Former Labour Baroness Alicia Kennedy, the new director of the campaign group Generation Rent, claims 500,000 renters are in arrears as a result of the Coronavirus pandemic.
She says: “While support for jobs is welcome, people are struggling to put food on the table now and face the threat of losing their home when the eviction ban is lifted next month. They can’t eat out to help out: renters need a pay out to eat in.”
She goes on to say that Sunak’s stamp duty holiday – exempting properties selling for £500,000 or less from SDLT until the end of next March – does not help renters whose incomes and savings have been destroyed by the pandemic and face a further setback to their hopes of buying a home.

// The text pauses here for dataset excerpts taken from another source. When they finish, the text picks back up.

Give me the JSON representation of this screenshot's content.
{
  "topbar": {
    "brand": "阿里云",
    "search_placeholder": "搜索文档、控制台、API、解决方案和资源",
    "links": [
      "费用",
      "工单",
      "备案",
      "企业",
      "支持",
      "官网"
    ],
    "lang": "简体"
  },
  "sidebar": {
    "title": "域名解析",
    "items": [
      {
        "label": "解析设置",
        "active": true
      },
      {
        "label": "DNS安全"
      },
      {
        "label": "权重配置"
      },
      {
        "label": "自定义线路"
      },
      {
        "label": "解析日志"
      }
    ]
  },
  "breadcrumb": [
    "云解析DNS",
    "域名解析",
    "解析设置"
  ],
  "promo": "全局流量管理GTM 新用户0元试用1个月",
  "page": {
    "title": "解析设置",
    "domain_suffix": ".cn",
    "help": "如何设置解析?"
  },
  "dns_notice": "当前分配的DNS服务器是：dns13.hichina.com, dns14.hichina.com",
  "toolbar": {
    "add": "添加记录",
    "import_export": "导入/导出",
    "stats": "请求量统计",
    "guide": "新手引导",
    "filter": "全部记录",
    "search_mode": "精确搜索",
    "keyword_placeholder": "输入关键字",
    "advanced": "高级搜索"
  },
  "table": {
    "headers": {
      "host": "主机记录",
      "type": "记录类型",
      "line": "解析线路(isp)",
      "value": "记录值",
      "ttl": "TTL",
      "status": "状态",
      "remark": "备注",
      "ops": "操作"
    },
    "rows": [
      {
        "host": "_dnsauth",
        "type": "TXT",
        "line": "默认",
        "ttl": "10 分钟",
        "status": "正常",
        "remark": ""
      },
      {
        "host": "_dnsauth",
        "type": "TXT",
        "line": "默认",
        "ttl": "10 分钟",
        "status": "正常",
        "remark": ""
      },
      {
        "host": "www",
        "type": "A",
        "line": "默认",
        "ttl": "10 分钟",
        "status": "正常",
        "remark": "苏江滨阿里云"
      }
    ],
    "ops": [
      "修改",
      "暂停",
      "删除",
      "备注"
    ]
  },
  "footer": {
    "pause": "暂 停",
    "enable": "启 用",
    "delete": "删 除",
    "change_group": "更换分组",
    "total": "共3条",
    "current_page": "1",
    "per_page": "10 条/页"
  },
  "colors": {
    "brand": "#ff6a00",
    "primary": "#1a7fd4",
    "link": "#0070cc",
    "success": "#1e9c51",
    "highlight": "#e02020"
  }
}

“Right now the government is leaving renters to bear the cost of the pandemic – we need Rishi Sunak to increase local housing allowance, remove the restrictions stopping people from accessing it, and end the rent debt crisis before it causes mass homelessness” she adds in a statement.
Kennedy welcomes the £2 billion Green Homes Grant confirmed yesterday, which she says “could make a huge difference to the quarter of private rentals that are non-decent”.
But she says the government must make it easier for the tenants themselves to request energy efficiency improvements to their homes.
“Because enforcement of standards is so patchy, landlords don’t have much incentive to insulate their homes, so renters need the right support to make the most of this scheme and pay less for their heating” she claims.